Meu Diário
10/09/2023 04h35
MEMÓRIAS DO JOÃO MACHADO (1)

            Da mesma forma que existem pessoas que pelo seu comportamento são reconhecidas como heróis frente à comunidade, assim são também algumas instituições pelo papel que representam no meio social.



            Dessa forma vejo o Hospital João Machado. Inaugurado em 15 de janeiro de 1957, pelos esforços do Dr. João Machado, inspirado pelo trabalho do psiquiatra Ulisses Pernambucano, com a presença do presidente Juscelino Kubitschek e o governador Dinarte Mariz. Foi projetado para acolher cerca de 200 pacientes que tinham a possibilidade de serem tratados e abrigados por tempo dilatado, com possibilidade de trabalho e instrução dentro da instituição, formando colônia. Dessa forma surgiu o seu nome original de Hospital Colônia Dr. João Machado (HCJM).



            Este foi um serviço prestado pelo governo federal de altíssimo valor humano. Aquelas pessoas que sofriam o peso de suas doenças psíquicas, geralmente sem compreensão e sem tolerância daqueles que conviviam com eles, agora dispunham de uma instituição sólida equipada principalmente por profissionais comprometidos com o melhor acolhimento e capacidade técnica.



            Acontece que estávamos como ainda estamos inseridos dentro de uma região sócio-política carente de recursos e de capacidade de prestar a devida atenção à saúde dos cidadãos, principalmente na área psiquiátrica. A demanda de todo o Estado do Rio Grande do Norte começou a chegar ao HCJM. Os profissionais, sempre vocacionados no princípio humanitário não conseguiam encaminhar os pacientes necessitados para outras instituições, pois essas não existiam. Ou ficavam no HCJM ou ficavam na rua. Por isso esses pacientes, ou trazidos pela família quando essa não podia conter, ou pela polícia quando encontrados na rua, ou encaminhados pela justiça quando cometiam crimes, iam sendo acolhidos no hospital e aí ficavam sem possibilidade de terem alguém ou alguma instituição que os recebessem após a alta.

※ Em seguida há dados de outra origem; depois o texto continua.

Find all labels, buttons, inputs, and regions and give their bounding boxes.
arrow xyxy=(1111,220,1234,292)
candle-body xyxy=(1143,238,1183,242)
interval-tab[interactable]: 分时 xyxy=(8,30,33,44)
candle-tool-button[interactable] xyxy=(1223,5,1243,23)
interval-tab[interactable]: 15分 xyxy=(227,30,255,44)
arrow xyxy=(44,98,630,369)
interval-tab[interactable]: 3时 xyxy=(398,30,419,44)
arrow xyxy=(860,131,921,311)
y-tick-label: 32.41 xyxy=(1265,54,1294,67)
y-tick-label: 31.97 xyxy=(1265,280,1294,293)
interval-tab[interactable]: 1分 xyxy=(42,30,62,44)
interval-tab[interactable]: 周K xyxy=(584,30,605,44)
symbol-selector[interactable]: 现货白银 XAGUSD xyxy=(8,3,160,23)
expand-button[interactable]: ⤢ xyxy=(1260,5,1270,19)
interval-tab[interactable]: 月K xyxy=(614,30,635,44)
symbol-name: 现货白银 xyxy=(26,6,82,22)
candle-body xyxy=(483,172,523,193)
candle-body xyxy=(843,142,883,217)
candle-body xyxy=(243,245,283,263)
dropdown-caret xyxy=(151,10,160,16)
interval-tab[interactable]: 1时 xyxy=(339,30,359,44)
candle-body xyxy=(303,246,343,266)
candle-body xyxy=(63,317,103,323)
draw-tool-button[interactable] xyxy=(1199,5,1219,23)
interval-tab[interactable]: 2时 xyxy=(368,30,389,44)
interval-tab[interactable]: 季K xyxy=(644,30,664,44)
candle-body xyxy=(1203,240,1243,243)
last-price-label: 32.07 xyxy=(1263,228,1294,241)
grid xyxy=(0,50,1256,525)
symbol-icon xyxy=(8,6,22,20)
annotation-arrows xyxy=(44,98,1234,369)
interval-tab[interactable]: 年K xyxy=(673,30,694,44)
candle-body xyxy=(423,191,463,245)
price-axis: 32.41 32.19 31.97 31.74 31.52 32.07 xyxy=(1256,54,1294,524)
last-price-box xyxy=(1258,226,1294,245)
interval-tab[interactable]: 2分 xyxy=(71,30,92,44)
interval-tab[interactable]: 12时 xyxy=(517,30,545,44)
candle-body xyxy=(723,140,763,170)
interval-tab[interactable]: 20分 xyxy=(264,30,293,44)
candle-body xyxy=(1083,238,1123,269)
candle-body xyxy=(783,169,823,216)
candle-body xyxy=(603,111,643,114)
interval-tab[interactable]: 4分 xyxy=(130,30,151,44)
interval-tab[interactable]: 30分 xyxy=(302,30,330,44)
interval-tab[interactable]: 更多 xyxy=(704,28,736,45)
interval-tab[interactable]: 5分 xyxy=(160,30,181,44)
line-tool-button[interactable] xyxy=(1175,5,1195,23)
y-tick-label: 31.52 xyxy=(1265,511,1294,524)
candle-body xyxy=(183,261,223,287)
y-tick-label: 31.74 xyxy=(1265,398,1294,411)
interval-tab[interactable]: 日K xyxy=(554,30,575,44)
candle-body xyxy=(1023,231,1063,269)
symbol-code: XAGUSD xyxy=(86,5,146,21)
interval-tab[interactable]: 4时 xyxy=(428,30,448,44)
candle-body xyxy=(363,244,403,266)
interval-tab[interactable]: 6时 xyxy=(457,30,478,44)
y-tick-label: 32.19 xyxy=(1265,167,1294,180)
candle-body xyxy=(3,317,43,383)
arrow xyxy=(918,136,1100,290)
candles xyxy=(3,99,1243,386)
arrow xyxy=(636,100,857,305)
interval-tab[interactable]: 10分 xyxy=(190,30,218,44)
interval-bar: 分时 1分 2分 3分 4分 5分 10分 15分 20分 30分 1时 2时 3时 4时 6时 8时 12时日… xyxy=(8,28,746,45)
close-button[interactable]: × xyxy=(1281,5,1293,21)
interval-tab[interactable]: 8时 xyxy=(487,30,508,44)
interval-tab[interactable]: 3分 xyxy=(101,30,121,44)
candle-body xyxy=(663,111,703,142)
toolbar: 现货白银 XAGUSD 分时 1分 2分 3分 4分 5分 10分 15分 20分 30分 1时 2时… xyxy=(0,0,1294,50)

            Este foi o processo de degradação institucional quando à sua missão de acolhimento e tratamento humanitário aos pacientes psiquiátricos que sofreu o HCJM, pois de uma capacidade projetada para atender cerca de 200 pacientes passou a ter mais de 700. Certamente os profissionais mesmo capacitados, não podiam atender tamanha demanda instalada nos mesmos espaços. Passou a ser um depósito de pessoas doentes e necessitadas de tratamento e que eram chamadas de pacientes, controladas pelos psicofármacos, que felizmente já estavam sendo usados na terapia.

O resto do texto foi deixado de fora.